Erik Burgess, Published March 27 2013
F-M area roads to see millions of dollars in construction this summer
Interstate 94 and Main Avenue in downtown Moorhead will both get facelifts, as departments of transportation from both states plan to spend millions of dollars improving roads in Fargo-Moorhead and surrounding areas.
A much-anticipated $4.8 million MnDOT repair of Main Avenue in Moorhead from the Red River to Eighth Street is scheduled to run from May 20 through September. The project was set to begin last summer but delayed because officials said the sole bid of $6.5 million was too high.
The North Dakota DOT hopes to start an extensive I-94 fix-up on June 1, patching and replacing broken concrete from Veterans Boulevard in West Fargo all the way to the Red River.
“There’ll be some significant traffic impact from this project,” said Kevin Gorder, assistant district engineer for NDDOT in Fargo.
Throughout the construction season, much of Minnesota lakes country and I-94 will be affected by closed lanes and detours, but MnDOT officials called for patience in a news conference Wednesday.
“We just ask the traveling public to slow down and pay attention,” said Trudy Kordosky, a MnDOT project engineer.
I-94 gets a tune-up
The last time NDDOT patched up I-94 in Fargo was in 2003, Gorder said.
The estimated $2 million to $3 million project this year should take three months to complete. Federal dollars will cover 90 percent of the tab, and the state will pick up the rest, Gorder said. Traffic on I-94 in each direction will be reduced by one lane.
The newest part of I-94 here is 20 years old, Gorder said, but it would take a “significant” investment to completely redo the road. Gorder said they try to patch it every five to 10 years.
Preventive maintenance is also scheduled for the Interstate 29 and I-94 interchange, and the blue I-94 pedestrian bridge will be repainted, Gorder said.
Freshly laid concrete needs two days to settle, Gorder said, so it may appear that no work is being done even though lanes remain closed.
“It’s going to frustrate some people that drive by,” he said. “But it’s really the concrete gaining strength so it can carry the stress.”
Around 67,000 vehicles travel between Moorhead and Fargo on I-94 every day, Gorder said.
Many parts of I-94 in Minnesota are also scheduled for a fix-up.
MnDOT plans to resurface about nine miles of eastbound I-94 from Downer to Barnesville, which will cost an estimated $10 million, reducing traffic to one lane in each direction from June to October.
Seven miles of high-tension cable barriers along the interstate will be installed near Moorhead this summer, with 10 miles going up near Alexandria. Cable barriers are placed in the median to keep vehicles from crossing into oncoming traffic. The $2.3 million project will run May through June.

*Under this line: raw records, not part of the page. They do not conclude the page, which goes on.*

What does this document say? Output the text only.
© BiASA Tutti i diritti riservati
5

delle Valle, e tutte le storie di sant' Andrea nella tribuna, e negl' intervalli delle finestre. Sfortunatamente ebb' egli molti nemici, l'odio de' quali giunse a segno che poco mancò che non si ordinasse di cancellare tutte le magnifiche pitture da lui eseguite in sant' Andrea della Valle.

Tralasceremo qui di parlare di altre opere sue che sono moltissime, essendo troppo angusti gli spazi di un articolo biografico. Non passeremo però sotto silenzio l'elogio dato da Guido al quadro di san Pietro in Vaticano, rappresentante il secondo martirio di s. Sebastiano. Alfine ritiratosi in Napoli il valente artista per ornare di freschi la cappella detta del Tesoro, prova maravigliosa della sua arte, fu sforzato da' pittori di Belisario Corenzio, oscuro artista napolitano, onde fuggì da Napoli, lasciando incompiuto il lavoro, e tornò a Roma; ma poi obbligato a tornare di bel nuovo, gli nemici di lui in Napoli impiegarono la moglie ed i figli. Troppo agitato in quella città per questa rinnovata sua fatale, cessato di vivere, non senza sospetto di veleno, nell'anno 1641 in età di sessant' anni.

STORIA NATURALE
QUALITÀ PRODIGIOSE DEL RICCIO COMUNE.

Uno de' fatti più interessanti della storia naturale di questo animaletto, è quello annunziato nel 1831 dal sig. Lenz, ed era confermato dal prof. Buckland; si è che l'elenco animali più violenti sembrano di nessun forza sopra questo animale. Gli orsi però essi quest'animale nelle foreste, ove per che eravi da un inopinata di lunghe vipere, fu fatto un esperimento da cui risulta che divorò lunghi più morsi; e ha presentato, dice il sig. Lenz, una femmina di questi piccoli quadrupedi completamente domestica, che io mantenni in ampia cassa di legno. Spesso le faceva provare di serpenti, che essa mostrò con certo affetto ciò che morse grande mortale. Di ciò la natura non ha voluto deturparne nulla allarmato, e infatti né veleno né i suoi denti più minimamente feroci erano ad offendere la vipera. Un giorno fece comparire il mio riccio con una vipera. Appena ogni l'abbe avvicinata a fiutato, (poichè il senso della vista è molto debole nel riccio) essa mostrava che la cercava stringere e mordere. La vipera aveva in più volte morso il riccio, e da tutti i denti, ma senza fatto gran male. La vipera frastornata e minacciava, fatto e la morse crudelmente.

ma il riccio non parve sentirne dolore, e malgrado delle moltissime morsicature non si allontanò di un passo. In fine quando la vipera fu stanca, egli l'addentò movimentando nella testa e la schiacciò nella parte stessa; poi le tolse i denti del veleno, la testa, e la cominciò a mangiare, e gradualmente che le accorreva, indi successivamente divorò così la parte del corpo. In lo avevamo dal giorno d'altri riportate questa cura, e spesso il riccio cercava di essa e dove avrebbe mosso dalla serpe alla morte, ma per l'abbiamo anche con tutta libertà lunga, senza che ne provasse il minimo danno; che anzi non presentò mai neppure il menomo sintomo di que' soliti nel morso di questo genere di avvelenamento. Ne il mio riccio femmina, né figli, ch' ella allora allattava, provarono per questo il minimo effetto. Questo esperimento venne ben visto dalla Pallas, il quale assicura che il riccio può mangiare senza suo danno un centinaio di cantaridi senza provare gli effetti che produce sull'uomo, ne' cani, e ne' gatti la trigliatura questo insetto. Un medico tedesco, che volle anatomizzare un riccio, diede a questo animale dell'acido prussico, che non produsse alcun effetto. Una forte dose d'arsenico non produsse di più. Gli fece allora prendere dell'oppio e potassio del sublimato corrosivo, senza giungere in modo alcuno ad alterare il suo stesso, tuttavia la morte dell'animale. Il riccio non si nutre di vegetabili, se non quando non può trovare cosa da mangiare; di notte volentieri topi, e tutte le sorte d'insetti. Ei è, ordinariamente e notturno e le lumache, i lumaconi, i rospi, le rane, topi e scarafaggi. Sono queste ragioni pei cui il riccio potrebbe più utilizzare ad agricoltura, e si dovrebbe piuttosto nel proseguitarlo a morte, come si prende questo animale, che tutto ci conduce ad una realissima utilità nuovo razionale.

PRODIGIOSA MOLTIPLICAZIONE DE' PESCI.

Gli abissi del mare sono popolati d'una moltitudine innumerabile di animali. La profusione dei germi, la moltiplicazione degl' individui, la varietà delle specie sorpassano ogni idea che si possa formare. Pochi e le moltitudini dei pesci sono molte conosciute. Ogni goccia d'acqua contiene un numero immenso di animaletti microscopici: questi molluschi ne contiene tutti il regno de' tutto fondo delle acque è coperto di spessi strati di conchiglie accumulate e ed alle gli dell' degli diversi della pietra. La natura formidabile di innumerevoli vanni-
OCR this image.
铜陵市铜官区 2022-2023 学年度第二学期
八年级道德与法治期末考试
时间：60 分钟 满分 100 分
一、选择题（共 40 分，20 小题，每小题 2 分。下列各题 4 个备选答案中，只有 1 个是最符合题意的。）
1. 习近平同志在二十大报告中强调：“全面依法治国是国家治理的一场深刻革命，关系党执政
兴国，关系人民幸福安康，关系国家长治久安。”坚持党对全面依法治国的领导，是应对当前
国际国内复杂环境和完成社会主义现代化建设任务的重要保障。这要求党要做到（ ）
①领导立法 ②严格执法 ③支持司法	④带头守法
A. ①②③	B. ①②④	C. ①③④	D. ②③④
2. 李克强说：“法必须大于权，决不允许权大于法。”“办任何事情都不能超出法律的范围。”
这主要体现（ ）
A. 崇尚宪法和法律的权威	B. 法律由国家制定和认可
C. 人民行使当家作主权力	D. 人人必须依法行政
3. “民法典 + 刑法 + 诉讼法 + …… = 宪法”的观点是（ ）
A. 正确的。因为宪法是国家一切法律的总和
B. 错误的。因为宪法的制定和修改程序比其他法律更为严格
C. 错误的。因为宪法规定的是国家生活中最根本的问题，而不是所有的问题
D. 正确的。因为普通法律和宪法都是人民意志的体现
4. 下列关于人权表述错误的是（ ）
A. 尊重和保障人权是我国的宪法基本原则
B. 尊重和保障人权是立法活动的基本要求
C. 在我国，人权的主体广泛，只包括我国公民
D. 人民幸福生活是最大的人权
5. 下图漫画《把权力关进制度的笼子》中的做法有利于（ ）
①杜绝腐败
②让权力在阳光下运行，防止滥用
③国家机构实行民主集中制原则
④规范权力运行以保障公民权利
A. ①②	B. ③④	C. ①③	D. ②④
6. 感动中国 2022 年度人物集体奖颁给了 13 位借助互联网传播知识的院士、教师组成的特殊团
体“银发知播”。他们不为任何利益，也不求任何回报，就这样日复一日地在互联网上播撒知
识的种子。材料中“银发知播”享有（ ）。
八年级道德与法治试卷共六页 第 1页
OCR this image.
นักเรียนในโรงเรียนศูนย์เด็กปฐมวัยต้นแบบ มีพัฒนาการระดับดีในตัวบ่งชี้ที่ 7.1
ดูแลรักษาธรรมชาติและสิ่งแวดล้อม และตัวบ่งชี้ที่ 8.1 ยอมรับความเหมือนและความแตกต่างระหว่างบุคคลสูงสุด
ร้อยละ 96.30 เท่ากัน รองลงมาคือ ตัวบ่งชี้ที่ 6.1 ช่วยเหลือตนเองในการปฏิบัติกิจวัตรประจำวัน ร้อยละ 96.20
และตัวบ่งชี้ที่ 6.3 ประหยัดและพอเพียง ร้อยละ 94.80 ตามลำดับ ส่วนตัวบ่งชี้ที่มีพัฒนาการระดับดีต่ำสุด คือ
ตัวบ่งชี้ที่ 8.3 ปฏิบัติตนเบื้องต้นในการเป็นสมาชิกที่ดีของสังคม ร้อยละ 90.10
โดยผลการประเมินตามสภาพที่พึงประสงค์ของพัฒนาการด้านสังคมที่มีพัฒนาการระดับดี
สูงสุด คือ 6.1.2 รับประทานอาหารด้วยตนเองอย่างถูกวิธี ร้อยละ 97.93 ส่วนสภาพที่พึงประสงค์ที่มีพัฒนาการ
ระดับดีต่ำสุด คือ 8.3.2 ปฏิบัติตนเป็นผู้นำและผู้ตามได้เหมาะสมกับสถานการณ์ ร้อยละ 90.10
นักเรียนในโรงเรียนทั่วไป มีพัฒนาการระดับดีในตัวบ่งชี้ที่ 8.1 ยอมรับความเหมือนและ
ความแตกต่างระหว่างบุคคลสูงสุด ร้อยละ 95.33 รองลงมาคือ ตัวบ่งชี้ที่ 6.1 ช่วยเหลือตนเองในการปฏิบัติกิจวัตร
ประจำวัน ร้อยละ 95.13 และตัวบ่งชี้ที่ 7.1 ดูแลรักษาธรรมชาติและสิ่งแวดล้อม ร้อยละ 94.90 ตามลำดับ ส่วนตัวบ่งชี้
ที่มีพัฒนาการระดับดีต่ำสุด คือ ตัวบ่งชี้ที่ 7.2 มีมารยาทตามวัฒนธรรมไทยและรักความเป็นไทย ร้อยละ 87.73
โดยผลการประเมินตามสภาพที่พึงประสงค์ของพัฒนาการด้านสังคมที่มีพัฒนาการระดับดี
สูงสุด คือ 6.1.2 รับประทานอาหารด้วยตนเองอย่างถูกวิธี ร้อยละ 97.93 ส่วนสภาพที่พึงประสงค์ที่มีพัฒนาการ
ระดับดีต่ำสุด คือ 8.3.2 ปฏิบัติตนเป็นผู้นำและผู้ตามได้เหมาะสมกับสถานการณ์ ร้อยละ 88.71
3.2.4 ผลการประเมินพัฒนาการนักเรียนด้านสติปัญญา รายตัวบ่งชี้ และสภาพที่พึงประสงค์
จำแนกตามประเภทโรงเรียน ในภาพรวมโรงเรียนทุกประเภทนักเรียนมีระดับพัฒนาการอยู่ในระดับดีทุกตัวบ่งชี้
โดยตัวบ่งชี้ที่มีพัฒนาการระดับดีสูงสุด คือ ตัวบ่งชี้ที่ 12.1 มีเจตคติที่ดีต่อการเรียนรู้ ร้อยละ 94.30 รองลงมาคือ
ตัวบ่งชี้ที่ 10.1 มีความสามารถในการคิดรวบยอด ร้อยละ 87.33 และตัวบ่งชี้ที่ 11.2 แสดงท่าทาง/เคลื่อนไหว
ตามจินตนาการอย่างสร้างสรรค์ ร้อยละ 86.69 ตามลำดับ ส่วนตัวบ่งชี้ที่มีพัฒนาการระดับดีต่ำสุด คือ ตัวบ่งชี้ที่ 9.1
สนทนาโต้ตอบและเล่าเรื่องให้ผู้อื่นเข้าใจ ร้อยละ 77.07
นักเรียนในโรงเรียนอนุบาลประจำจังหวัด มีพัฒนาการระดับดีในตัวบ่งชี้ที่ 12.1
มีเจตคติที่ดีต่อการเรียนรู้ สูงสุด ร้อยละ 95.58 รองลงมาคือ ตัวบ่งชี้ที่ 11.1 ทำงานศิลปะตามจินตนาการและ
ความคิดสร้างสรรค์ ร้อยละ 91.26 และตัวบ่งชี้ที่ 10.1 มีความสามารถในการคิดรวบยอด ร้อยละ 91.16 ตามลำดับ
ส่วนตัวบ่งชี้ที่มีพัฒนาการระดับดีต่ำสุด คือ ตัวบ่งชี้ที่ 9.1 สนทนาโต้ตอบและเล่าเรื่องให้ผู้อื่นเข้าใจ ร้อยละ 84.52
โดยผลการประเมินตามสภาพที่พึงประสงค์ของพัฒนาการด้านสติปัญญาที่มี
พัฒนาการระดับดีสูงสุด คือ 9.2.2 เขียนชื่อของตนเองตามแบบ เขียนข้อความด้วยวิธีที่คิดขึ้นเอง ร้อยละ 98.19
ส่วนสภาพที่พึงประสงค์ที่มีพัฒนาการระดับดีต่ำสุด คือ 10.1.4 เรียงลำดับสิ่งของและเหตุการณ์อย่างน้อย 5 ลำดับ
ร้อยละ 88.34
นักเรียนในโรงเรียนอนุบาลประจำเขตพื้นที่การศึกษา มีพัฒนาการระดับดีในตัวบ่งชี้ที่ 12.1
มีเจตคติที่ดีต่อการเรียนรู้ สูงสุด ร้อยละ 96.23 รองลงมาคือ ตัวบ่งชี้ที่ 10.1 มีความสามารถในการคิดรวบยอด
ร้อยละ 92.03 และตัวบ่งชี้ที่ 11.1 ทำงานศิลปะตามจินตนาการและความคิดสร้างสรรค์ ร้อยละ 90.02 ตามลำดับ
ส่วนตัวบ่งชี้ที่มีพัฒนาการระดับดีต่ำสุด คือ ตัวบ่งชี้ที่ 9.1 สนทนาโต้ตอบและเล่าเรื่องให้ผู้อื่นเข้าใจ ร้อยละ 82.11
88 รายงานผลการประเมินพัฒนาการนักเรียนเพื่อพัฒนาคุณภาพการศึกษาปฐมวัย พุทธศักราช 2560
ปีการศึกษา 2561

Fourteen miles of cable barriers are planned near Fergus Falls, at an estimated cost of $2 million. That project is scheduled from August to September.
For those traveling to the Twin Cities, both directions of I-94 between Clearwater and St. Cloud will be down to one lane beginning April 1 until about the end of July. All lanes will be open over the Memorial Day and Independence Day holidays.
MnDOT expects traffic backups up to 20 miles during peak travel times along that stretch.
Other MnDOT projects
There are 31 planned projects totaling $75 million this summer in MnDOT’s District 4, which is made of 12 west central Minnesota counties, including Clay, Becker and Wilkin.
MnDOT typically spends only $35 million to $50 million per year in District 4 projects, District Engineer Jody Martinson said.
“It is a pretty significant jump for projects in our area (this year),” she said. “We’re going to be very busy.”
The $4.8 million Moorhead project includes replacing six traffic signals – four of them downtown – and improving signal timing at railroad crossings. Pedestrian crossings along Highways 75 and 10 will also be improved to comply with the American with Disabilities Act.
Jesse Miller, a MnDOT project engineer, said to expect lane closures in downtown Moorhead similar to last summer. “We’re going to try to impact it as least we can, but we gotta get in there and get the work done,” he said.
Starting in May, 8 miles of westbound Highway 10 is scheduled to be resurfaced from Detroit Lakes to Boyer Lake at a cost of $8.1 million. A $2.3 million project near Hawley in July will add a traffic signal to the junction of Clay County roads 31 and 33.
In August, a $3.5 million project will resurface 12 miles of Highway 75 from Clay County Road 12 south of Moorhead to the Wilkin County line.
Martinson said some of the projects are still awaiting bids, but she doesn’t anticipate any problems finding firms to complete the ambitious schedule.
She also said a potential spring flood on the Red River will be a “key factor” in scheduling work.